People who are living with spinal cord injury can do just about anything that anyone else who is not paralyzed can do: they just have to find alternative ways to do it. Part of spinal cord injury rehabilitation is teaching patients to live again using adaptive devices, which are prescribed by a doctor, physical therapist or occupational therapist.
Tools for Eating
People with quadriplegia, in which both the arms and the legs are impaired, often need special devices to help them eat. Because their abilities range from difficulty grasping a utensil to complete paralysis of the arms, a wide range of feeding equipment is available for people with a spinal cord injury. Some benefit from utensils with larger handles or utensils that slide into cuffs fastened around the hand.

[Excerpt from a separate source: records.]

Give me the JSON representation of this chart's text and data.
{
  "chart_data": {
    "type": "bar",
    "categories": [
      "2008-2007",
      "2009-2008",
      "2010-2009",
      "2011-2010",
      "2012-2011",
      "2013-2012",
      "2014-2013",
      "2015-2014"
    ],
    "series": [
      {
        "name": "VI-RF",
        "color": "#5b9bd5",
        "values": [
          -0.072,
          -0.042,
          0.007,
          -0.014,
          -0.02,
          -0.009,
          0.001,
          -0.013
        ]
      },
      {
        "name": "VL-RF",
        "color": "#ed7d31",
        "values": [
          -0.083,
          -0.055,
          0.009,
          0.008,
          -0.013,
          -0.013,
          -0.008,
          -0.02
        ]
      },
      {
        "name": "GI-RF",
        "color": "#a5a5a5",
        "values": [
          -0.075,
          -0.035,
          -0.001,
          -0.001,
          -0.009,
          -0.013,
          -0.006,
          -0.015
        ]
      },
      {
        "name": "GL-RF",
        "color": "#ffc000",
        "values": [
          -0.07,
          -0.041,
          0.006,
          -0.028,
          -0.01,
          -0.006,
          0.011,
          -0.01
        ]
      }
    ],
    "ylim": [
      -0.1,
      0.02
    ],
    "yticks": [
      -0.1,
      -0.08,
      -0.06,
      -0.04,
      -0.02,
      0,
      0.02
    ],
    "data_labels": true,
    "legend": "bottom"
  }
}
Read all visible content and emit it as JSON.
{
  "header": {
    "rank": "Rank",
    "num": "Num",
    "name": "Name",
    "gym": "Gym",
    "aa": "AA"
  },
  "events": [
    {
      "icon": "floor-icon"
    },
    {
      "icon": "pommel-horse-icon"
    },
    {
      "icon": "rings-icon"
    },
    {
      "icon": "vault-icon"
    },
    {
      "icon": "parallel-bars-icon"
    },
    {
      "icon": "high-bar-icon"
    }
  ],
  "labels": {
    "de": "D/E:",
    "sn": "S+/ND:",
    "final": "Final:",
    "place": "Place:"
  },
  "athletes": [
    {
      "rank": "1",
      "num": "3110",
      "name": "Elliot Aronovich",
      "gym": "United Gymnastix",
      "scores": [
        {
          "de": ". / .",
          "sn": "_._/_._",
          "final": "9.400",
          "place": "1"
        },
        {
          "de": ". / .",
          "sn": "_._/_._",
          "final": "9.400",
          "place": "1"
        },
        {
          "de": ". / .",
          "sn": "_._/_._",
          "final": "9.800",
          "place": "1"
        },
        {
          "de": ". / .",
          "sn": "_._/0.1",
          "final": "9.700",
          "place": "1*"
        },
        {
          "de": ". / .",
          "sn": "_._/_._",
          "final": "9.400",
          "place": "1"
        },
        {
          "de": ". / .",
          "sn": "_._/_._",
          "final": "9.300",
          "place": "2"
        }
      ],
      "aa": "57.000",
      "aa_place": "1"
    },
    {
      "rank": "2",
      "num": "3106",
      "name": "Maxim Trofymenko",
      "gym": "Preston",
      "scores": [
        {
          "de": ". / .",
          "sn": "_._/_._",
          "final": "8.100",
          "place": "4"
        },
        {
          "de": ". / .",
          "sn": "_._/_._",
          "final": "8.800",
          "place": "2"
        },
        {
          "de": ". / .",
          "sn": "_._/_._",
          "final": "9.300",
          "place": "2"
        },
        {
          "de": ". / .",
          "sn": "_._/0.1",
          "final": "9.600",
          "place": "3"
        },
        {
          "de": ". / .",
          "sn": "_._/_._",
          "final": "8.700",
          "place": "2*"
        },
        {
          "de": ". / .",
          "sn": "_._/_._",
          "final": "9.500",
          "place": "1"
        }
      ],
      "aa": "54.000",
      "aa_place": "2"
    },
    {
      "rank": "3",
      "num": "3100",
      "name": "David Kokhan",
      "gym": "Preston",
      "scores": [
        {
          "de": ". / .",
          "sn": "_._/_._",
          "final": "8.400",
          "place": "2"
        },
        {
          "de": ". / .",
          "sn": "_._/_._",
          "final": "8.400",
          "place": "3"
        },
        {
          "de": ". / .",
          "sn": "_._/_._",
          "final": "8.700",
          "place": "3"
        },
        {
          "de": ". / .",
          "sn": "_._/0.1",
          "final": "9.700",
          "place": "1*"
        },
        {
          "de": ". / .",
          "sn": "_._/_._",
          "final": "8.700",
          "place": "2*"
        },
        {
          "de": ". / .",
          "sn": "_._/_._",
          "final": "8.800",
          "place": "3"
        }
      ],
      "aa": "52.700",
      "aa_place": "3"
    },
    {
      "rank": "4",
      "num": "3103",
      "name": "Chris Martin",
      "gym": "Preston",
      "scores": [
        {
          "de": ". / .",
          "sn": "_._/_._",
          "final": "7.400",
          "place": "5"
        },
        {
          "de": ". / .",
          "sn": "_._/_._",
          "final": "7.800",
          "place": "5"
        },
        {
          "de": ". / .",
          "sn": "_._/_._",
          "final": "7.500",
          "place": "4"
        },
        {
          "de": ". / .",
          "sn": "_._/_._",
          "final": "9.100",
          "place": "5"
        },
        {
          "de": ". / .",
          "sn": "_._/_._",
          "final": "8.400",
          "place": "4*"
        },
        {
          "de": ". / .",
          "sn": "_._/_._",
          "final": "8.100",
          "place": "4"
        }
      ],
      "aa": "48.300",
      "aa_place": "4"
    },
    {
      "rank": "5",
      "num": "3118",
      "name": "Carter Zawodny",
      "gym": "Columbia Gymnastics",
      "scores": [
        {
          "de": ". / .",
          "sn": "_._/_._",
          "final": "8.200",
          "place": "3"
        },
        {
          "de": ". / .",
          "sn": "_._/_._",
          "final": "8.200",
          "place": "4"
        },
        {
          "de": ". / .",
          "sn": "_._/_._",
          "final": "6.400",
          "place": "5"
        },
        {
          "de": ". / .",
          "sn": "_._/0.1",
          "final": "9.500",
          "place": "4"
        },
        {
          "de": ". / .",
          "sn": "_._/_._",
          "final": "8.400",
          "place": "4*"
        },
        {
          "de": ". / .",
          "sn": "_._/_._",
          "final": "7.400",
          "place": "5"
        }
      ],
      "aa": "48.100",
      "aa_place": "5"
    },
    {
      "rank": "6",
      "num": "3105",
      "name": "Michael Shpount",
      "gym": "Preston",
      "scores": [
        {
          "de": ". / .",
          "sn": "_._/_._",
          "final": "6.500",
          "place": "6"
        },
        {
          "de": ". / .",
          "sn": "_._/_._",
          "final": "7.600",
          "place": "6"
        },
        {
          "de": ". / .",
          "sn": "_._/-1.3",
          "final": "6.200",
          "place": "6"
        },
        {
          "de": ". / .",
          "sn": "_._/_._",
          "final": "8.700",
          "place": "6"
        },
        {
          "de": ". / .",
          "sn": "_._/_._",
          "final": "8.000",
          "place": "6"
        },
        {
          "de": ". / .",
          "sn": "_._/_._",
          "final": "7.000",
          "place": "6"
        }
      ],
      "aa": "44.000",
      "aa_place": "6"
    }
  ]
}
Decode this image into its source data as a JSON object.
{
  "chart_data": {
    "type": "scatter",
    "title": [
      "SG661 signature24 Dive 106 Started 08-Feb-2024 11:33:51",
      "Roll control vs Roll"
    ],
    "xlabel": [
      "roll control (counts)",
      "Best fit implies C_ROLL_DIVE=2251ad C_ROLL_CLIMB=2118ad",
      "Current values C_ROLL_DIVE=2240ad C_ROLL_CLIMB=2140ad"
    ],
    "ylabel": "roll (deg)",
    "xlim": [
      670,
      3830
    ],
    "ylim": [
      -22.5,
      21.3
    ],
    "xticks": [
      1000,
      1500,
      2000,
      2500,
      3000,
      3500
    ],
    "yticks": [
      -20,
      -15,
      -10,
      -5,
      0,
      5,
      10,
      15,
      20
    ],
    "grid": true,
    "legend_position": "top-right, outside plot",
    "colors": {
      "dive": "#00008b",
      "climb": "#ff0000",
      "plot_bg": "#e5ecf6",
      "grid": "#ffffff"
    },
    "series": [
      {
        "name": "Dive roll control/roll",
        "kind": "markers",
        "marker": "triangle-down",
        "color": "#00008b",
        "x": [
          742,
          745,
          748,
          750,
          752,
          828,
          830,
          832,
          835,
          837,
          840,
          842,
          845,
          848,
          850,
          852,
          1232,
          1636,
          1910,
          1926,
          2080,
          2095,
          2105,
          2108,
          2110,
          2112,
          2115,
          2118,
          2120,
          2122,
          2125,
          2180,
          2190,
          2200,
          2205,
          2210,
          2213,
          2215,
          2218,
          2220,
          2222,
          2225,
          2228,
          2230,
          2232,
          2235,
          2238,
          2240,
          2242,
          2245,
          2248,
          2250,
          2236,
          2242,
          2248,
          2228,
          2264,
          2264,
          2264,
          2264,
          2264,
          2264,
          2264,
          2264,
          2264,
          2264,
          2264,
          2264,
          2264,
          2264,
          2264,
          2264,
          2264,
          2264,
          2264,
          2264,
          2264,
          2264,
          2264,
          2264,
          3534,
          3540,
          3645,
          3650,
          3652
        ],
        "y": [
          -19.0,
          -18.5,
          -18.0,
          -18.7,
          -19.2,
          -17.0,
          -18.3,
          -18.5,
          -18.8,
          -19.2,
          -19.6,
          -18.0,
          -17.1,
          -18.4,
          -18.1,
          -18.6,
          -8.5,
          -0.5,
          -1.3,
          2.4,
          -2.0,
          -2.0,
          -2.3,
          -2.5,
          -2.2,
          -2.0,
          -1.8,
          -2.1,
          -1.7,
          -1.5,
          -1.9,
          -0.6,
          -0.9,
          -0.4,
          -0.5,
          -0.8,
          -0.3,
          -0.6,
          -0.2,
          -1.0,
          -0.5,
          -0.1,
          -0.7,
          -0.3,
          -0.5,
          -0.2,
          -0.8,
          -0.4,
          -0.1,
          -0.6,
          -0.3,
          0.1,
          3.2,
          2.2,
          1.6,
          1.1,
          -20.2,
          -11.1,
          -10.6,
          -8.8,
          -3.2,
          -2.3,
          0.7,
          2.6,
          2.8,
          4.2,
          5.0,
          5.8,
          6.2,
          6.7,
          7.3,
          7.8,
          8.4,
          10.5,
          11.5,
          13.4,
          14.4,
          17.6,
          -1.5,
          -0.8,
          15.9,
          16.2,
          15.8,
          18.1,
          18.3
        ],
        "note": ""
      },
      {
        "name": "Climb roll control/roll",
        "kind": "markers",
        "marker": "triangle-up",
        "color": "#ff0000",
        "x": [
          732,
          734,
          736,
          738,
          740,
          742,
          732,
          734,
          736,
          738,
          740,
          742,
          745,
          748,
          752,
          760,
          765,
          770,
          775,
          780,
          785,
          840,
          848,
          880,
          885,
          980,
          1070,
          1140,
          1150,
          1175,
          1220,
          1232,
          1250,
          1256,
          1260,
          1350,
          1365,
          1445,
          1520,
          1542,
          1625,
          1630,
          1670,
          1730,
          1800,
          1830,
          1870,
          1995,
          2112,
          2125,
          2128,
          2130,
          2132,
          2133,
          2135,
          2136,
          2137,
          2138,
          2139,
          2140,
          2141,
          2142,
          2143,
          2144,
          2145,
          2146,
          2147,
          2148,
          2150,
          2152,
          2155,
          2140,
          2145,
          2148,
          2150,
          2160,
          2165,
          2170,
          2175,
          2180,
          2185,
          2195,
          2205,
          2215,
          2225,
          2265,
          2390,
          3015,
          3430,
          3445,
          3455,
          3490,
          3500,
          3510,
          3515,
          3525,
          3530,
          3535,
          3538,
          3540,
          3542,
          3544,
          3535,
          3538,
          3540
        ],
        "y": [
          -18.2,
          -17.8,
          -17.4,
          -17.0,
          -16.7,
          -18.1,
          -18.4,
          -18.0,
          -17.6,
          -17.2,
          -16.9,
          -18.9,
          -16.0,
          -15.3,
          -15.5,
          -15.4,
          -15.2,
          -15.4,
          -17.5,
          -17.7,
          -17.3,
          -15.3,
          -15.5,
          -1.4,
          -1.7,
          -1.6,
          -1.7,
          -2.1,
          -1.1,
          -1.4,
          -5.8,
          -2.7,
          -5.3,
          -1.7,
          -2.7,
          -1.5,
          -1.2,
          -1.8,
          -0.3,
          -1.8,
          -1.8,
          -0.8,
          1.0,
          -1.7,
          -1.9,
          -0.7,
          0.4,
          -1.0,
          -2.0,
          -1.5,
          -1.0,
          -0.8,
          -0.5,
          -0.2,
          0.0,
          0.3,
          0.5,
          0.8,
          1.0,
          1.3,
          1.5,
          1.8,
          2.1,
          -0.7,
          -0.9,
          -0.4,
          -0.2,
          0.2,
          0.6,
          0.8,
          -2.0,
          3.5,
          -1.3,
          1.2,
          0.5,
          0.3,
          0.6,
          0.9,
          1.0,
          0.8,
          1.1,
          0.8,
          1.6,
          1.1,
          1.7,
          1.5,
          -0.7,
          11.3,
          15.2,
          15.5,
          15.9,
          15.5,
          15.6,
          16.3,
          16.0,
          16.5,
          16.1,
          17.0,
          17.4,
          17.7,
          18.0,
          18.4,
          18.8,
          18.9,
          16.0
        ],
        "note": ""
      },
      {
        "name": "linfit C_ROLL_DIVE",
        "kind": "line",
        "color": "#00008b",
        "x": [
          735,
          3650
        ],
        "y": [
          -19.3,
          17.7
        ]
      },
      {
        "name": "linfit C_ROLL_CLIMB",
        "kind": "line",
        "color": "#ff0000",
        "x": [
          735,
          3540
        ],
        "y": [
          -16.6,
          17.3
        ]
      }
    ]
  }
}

A bowl or plate with a lip or a plastic plate guard can make scooping easier. Some people with more involved injuries use sling systems so that they can get food to their mouth. Additional equipment is available for drinking and includes sipper cups with easy access handles as well as long straws.
Simple devices added to clothing can make dressing easier for a person with a spinal cord injury. Some examples include zipper pulls and d-rings, which eliminate the need to grasp smaller fasteners: the person can operate them by hooking her thumb through the loops. Additionally, OTs may sew loops onto underwear and pants to make pulling them on easier. Other equipment that makes dressing easier include a grabber with a long handle and a sock aid.
Equipment for the Bathroom
People with lower level spinal cord injuries can be pretty independent with their daily living tasks, including toileting and showering. Bathroom equipment for paraplegics with a low level of injury include a tub transfer bench or shower chair and a commode with an optional removable armrest. A person with a higher level of paraplegia or quadriplegia may benefit from a rolling shower chair, which can roll in and out of an adapted shower and can double as a commode. Jefferson Magee Rehabilitation also recommends installing grab bars in the shower and around the toilet for extra stability.
Devices for Other Daily Needs
Other equipment is available to help with the little things most people take for granted. A person with paraplegia still needs to sign his name, use a phone or type on the computer. Some people can use a writing aid that attaches to the hand and can also serve as a phone-dialer and keyboard aid. For someone with a high level of quadriplegia, a mouth stick is his lifeline. This can be used to type on a computer, dial a phone or use an environmental control unit.
Environmental Control Units
Someone with a high level of injury may need an environmental control unit or an electronic aid to daily living (EADL). EADLs allow a person to control such devices as lights, the television, a phone or even windows and doors without any assistance from others. These devices can be operated without using the arms, such as a through a sip-and-puff straw or pads activated by moving the head.